ABD ve Almanya'nın, ne atfedilen suçlar ne de konum olarak Atilla'yla karşılaştırılamayacak durumdaki vatandaşlarını dahi "kurtarmak" için sarf ettiği çaba ve elde ettiği sonuçla, Türkiye'nin, başından beri "rehin tutulduğunu" savunduğu Atilla için ortaya koyamadığı çaba ve bir türlü alamadığı sonucu karşılaştırmayı size bırakıyorum.

Hakan Atilla ve ailesi, sergiledikleri duruşla ne kadar övünseler yeridir. Ama ortada Türkiye yahut siyasi iktidar adına övünülecek bir durum göremiyorum açıkçası.

Hal böyleyken, dünkü karşılamada, gözyaşlarının sel olduğu o vuslat anında, kimi protokol üyelerinin "an"la tezat neşelerinin kaynağı ne ola?
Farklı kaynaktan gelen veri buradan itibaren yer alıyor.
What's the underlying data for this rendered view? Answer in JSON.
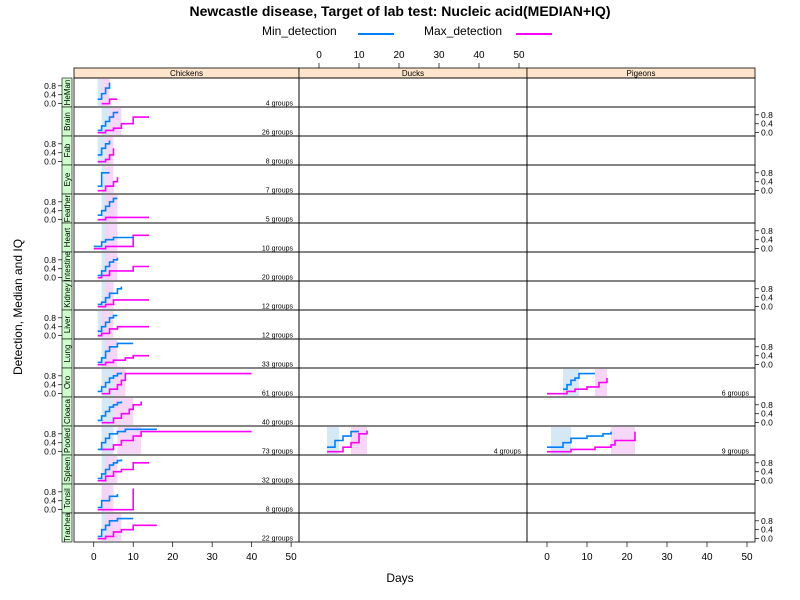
{
  "chart_data": {
    "type": "line",
    "title": "Newcastle disease, Target of lab test: Nucleic acid(MEDIAN+IQ)",
    "xlabel": "Days",
    "ylabel": "Detection, Median and IQ",
    "xlim": [
      -5,
      52
    ],
    "ylim": [
      -0.15,
      1.15
    ],
    "x_ticks": [
      0,
      10,
      20,
      30,
      40,
      50
    ],
    "y_ticks": [
      "0.0",
      "0.4",
      "0.8"
    ],
    "grid": false,
    "legend_position": "top",
    "colors": {
      "min": "#0080ff",
      "max": "#ff00ff",
      "min_band": "#cfe3f5",
      "max_band": "#f6d0f6",
      "strip": "#ffe5cc",
      "tissue_strip": "#ccffcc"
    },
    "columns": [
      "Chickens",
      "Ducks",
      "Pigeons"
    ],
    "rows": [
      "HeMan",
      "Brain",
      "Fab",
      "Eye",
      "Feather",
      "Heart",
      "Intestine",
      "Kidney",
      "Liver",
      "Lung",
      "Oro",
      "Cloaca",
      "Pooled",
      "Spleen",
      "Tonsil",
      "Trachea"
    ],
    "series": [
      {
        "name": "Min_detection",
        "color": "#0080ff"
      },
      {
        "name": "Max_detection",
        "color": "#ff00ff"
      }
    ],
    "panels": [
      {
        "row": 0,
        "col": 0,
        "label": "4 groups",
        "min": {
          "x": [
            1,
            2,
            3,
            4
          ],
          "y": [
            0.2,
            0.45,
            0.7,
            0.95
          ]
        },
        "max": {
          "x": [
            2,
            4,
            6
          ],
          "y": [
            0,
            0.2,
            0.2
          ]
        },
        "band_min": [
          1,
          2
        ],
        "band_max": [
          2,
          4
        ]
      },
      {
        "row": 1,
        "col": 0,
        "label": "26 groups",
        "min": {
          "x": [
            1,
            2,
            3,
            4,
            5,
            6
          ],
          "y": [
            0.1,
            0.3,
            0.5,
            0.7,
            0.9,
            0.95
          ]
        },
        "max": {
          "x": [
            1,
            3,
            5,
            7,
            10,
            10,
            14
          ],
          "y": [
            0,
            0.1,
            0.2,
            0.4,
            0.4,
            0.7,
            0.7
          ]
        },
        "band_min": [
          2,
          4
        ],
        "band_max": [
          4,
          7
        ]
      },
      {
        "row": 2,
        "col": 0,
        "label": "8 groups",
        "min": {
          "x": [
            1,
            2,
            3,
            4
          ],
          "y": [
            0.3,
            0.6,
            0.8,
            0.95
          ]
        },
        "max": {
          "x": [
            1,
            3,
            4,
            5,
            5
          ],
          "y": [
            0,
            0.1,
            0.3,
            0.3,
            0.6
          ]
        },
        "band_min": [
          1,
          3
        ],
        "band_max": [
          3,
          5
        ]
      },
      {
        "row": 3,
        "col": 0,
        "label": "7 groups",
        "min": {
          "x": [
            1,
            2,
            3,
            4
          ],
          "y": [
            0.2,
            0.8,
            0.8,
            0.8
          ]
        },
        "max": {
          "x": [
            1,
            3,
            5,
            6
          ],
          "y": [
            0,
            0.2,
            0.4,
            0.6
          ]
        },
        "band_min": [
          2,
          3
        ],
        "band_max": [
          3,
          5
        ]
      },
      {
        "row": 4,
        "col": 0,
        "label": "5 groups",
        "min": {
          "x": [
            1,
            2,
            3,
            4,
            5,
            6
          ],
          "y": [
            0.2,
            0.4,
            0.6,
            0.8,
            0.95,
            0.95
          ]
        },
        "max": {
          "x": [
            1,
            3,
            5,
            7,
            14
          ],
          "y": [
            0,
            0.1,
            0.1,
            0.1,
            0.1
          ]
        },
        "band_min": [
          2,
          5
        ],
        "band_max": [
          3,
          6
        ]
      },
      {
        "row": 5,
        "col": 0,
        "label": "10 groups",
        "min": {
          "x": [
            0,
            2,
            3,
            5,
            8,
            10
          ],
          "y": [
            0.1,
            0.3,
            0.4,
            0.5,
            0.5,
            0.5
          ]
        },
        "max": {
          "x": [
            0,
            3,
            5,
            10,
            10,
            14
          ],
          "y": [
            0,
            0.1,
            0.1,
            0.1,
            0.6,
            0.6
          ]
        },
        "band_min": [
          2,
          4
        ],
        "band_max": [
          3,
          6
        ]
      },
      {
        "row": 6,
        "col": 0,
        "label": "20 groups",
        "min": {
          "x": [
            1,
            2,
            3,
            4,
            5,
            6
          ],
          "y": [
            0.1,
            0.3,
            0.5,
            0.7,
            0.8,
            0.9
          ]
        },
        "max": {
          "x": [
            1,
            2,
            4,
            10,
            14
          ],
          "y": [
            0,
            0.1,
            0.3,
            0.5,
            0.5
          ]
        },
        "band_min": [
          2,
          4
        ],
        "band_max": [
          3,
          6
        ]
      },
      {
        "row": 7,
        "col": 0,
        "label": "12 groups",
        "min": {
          "x": [
            1,
            2,
            3,
            4,
            6,
            7
          ],
          "y": [
            0.1,
            0.2,
            0.4,
            0.6,
            0.8,
            0.9
          ]
        },
        "max": {
          "x": [
            1,
            3,
            5,
            14
          ],
          "y": [
            0,
            0.1,
            0.3,
            0.3
          ]
        },
        "band_min": [
          2,
          4
        ],
        "band_max": [
          3,
          5
        ]
      },
      {
        "row": 8,
        "col": 0,
        "label": "12 groups",
        "min": {
          "x": [
            1,
            2,
            3,
            4,
            5,
            6
          ],
          "y": [
            0.2,
            0.4,
            0.6,
            0.8,
            0.9,
            0.9
          ]
        },
        "max": {
          "x": [
            1,
            2,
            4,
            6,
            14
          ],
          "y": [
            0,
            0.1,
            0.3,
            0.4,
            0.4
          ]
        },
        "band_min": [
          1,
          3
        ],
        "band_max": [
          2,
          5
        ]
      },
      {
        "row": 9,
        "col": 0,
        "label": "33 groups",
        "min": {
          "x": [
            1,
            2,
            3,
            4,
            6,
            10
          ],
          "y": [
            0.1,
            0.3,
            0.6,
            0.8,
            0.95,
            0.95
          ]
        },
        "max": {
          "x": [
            1,
            3,
            5,
            8,
            10,
            14
          ],
          "y": [
            0,
            0.1,
            0.2,
            0.3,
            0.4,
            0.4
          ]
        },
        "band_min": [
          2,
          4
        ],
        "band_max": [
          3,
          6
        ]
      },
      {
        "row": 10,
        "col": 0,
        "label": "61 groups",
        "min": {
          "x": [
            1,
            2,
            3,
            4,
            5,
            6,
            7
          ],
          "y": [
            0.1,
            0.3,
            0.5,
            0.7,
            0.8,
            0.9,
            0.95
          ]
        },
        "max": {
          "x": [
            2,
            4,
            6,
            7,
            8,
            40
          ],
          "y": [
            0,
            0.2,
            0.4,
            0.6,
            0.9,
            0.9
          ]
        },
        "band_min": [
          2,
          5
        ],
        "band_max": [
          5,
          8
        ]
      },
      {
        "row": 11,
        "col": 0,
        "label": "40 groups",
        "min": {
          "x": [
            1,
            2,
            3,
            4,
            5,
            6,
            7
          ],
          "y": [
            0.1,
            0.3,
            0.5,
            0.7,
            0.8,
            0.9,
            0.95
          ]
        },
        "max": {
          "x": [
            2,
            5,
            7,
            9,
            10,
            12
          ],
          "y": [
            0,
            0.2,
            0.4,
            0.6,
            0.8,
            0.95
          ]
        },
        "band_min": [
          2,
          5
        ],
        "band_max": [
          5,
          10
        ]
      },
      {
        "row": 12,
        "col": 0,
        "label": "73 groups",
        "min": {
          "x": [
            1,
            2,
            3,
            4,
            6,
            8,
            16
          ],
          "y": [
            0.1,
            0.4,
            0.6,
            0.8,
            0.9,
            1.0,
            1.0
          ]
        },
        "max": {
          "x": [
            2,
            5,
            7,
            10,
            12,
            40
          ],
          "y": [
            0.1,
            0.3,
            0.5,
            0.7,
            0.9,
            0.9
          ]
        },
        "band_min": [
          2,
          5
        ],
        "band_max": [
          6,
          12
        ]
      },
      {
        "row": 13,
        "col": 0,
        "label": "32 groups",
        "min": {
          "x": [
            1,
            2,
            3,
            4,
            5,
            6,
            7
          ],
          "y": [
            0.1,
            0.3,
            0.5,
            0.7,
            0.8,
            0.9,
            0.95
          ]
        },
        "max": {
          "x": [
            1,
            3,
            5,
            7,
            10,
            10,
            14
          ],
          "y": [
            0,
            0.2,
            0.4,
            0.5,
            0.6,
            0.8,
            0.8
          ]
        },
        "band_min": [
          2,
          4
        ],
        "band_max": [
          3,
          6
        ]
      },
      {
        "row": 14,
        "col": 0,
        "label": "8 groups",
        "min": {
          "x": [
            1,
            2,
            4,
            6
          ],
          "y": [
            0.1,
            0.4,
            0.6,
            0.7
          ]
        },
        "max": {
          "x": [
            1,
            5,
            10,
            10
          ],
          "y": [
            0,
            0,
            0,
            0.95
          ]
        },
        "band_min": [
          2,
          4
        ],
        "band_max": [
          2,
          5
        ]
      },
      {
        "row": 15,
        "col": 0,
        "label": "22 groups",
        "min": {
          "x": [
            1,
            2,
            3,
            4,
            6,
            10
          ],
          "y": [
            0.1,
            0.4,
            0.6,
            0.8,
            0.9,
            0.9
          ]
        },
        "max": {
          "x": [
            1,
            3,
            5,
            7,
            10,
            10,
            16
          ],
          "y": [
            0,
            0.1,
            0.3,
            0.4,
            0.5,
            0.6,
            0.6
          ]
        },
        "band_min": [
          2,
          5
        ],
        "band_max": [
          3,
          7
        ]
      },
      {
        "row": 12,
        "col": 1,
        "label": "4 groups",
        "min": {
          "x": [
            2,
            4,
            6,
            8,
            10
          ],
          "y": [
            0.2,
            0.5,
            0.7,
            0.9,
            0.9
          ]
        },
        "max": {
          "x": [
            2,
            6,
            8,
            10,
            12
          ],
          "y": [
            0,
            0.2,
            0.4,
            0.8,
            0.95
          ]
        },
        "band_min": [
          2,
          5
        ],
        "band_max": [
          8,
          12
        ]
      },
      {
        "row": 10,
        "col": 2,
        "label": "6 groups",
        "min": {
          "x": [
            4,
            5,
            6,
            7,
            8,
            12
          ],
          "y": [
            0.2,
            0.4,
            0.6,
            0.7,
            0.9,
            0.9
          ]
        },
        "max": {
          "x": [
            0,
            5,
            7,
            10,
            13,
            15,
            15
          ],
          "y": [
            0,
            0.1,
            0.2,
            0.3,
            0.5,
            0.5,
            0.7
          ]
        },
        "band_min": [
          4,
          8
        ],
        "band_max": [
          12,
          15
        ]
      },
      {
        "row": 12,
        "col": 2,
        "label": "9 groups",
        "min": {
          "x": [
            0,
            4,
            6,
            10,
            14,
            16
          ],
          "y": [
            0.2,
            0.4,
            0.6,
            0.7,
            0.8,
            0.9
          ]
        },
        "max": {
          "x": [
            0,
            6,
            12,
            16,
            17,
            22,
            22
          ],
          "y": [
            0,
            0.1,
            0.2,
            0.3,
            0.5,
            0.9,
            0.9
          ]
        },
        "band_min": [
          1,
          6
        ],
        "band_max": [
          16,
          22
        ]
      }
    ]
  }
}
Öyle gevrek gevrek gülmek yerine az biraz da olsa mahcubiyet içinde olmaları gerekmez miydi?

***

"Devlet"ler ve "vatandaşına sahip çıkma halleri" üzerine biraz daha kıyaslama yapalım mı?

ABD'li Rahip Brunson, ülkesine "özel uçak"la götürüldü ve neredeyse "milli kahraman" muamelesi gördü.

Alman vatandaşı Deniz Yücel, ülkesine üstelik de tahliyesinden iki gün önce hazırlanmış "özel uçak"la götürüldü ve "hak ve özgürlükler"le ilgili bir sembole dönüştü.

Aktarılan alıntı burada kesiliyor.